Они притихли: ксендз, в религиозном экстазе протягивая с амвона руки к алтарю, громким, исполненным веры голосом говорил:
— Мы должны молиться господу богу, почитать его, ему одному служить.
Он стал говорить тише: тысячи уст возносили к нему молитву; все сердца, слившись в одно, трепетали в благоговейной тишине; только рядом с Янкой дамы продолжали прерванную на мгновение беседу:
— Кажется, начальник станции не в своем уме.
— Лодзя должна ее знать — ведь они жили вместе и посещали одну школу, она даже приходила к вам.
— К несчастью, да. Я теперь очень жалею об этом.

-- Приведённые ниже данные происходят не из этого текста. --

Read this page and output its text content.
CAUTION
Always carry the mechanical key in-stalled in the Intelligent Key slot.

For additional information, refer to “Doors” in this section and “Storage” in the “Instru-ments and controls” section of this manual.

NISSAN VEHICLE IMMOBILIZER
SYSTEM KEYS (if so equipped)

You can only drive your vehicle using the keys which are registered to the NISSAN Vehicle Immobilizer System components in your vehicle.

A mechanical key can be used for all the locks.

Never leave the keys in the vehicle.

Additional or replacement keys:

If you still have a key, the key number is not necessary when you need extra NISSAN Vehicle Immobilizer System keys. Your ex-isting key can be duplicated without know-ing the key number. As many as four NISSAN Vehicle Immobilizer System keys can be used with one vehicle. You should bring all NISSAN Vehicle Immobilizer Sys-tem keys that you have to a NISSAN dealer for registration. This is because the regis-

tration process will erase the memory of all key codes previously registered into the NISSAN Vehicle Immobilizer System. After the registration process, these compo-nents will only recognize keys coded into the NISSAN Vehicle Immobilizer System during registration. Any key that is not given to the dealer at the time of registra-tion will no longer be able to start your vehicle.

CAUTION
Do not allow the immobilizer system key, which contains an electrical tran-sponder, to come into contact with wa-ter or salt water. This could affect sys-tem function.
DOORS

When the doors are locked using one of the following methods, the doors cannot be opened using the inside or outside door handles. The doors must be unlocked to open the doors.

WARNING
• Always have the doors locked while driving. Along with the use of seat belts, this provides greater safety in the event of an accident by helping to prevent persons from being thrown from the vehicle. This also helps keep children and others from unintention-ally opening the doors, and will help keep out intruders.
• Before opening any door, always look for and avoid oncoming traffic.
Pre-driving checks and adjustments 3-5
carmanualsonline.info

— Я своих девочек ни за что не отдам в общественную школу, где учится всякий сброд.
— Почему она убежала из дому?
— Да кто как говорит…
Дальнейших слов Янке не удалось расслышать.
— Клянусь, мне это рассказала недавно Глембинская, сестра Гжесикевича.
Янка не стала больше слушать. Этот разговор коробил ее. Она подняла голову, желая вникнуть в слова проповеди.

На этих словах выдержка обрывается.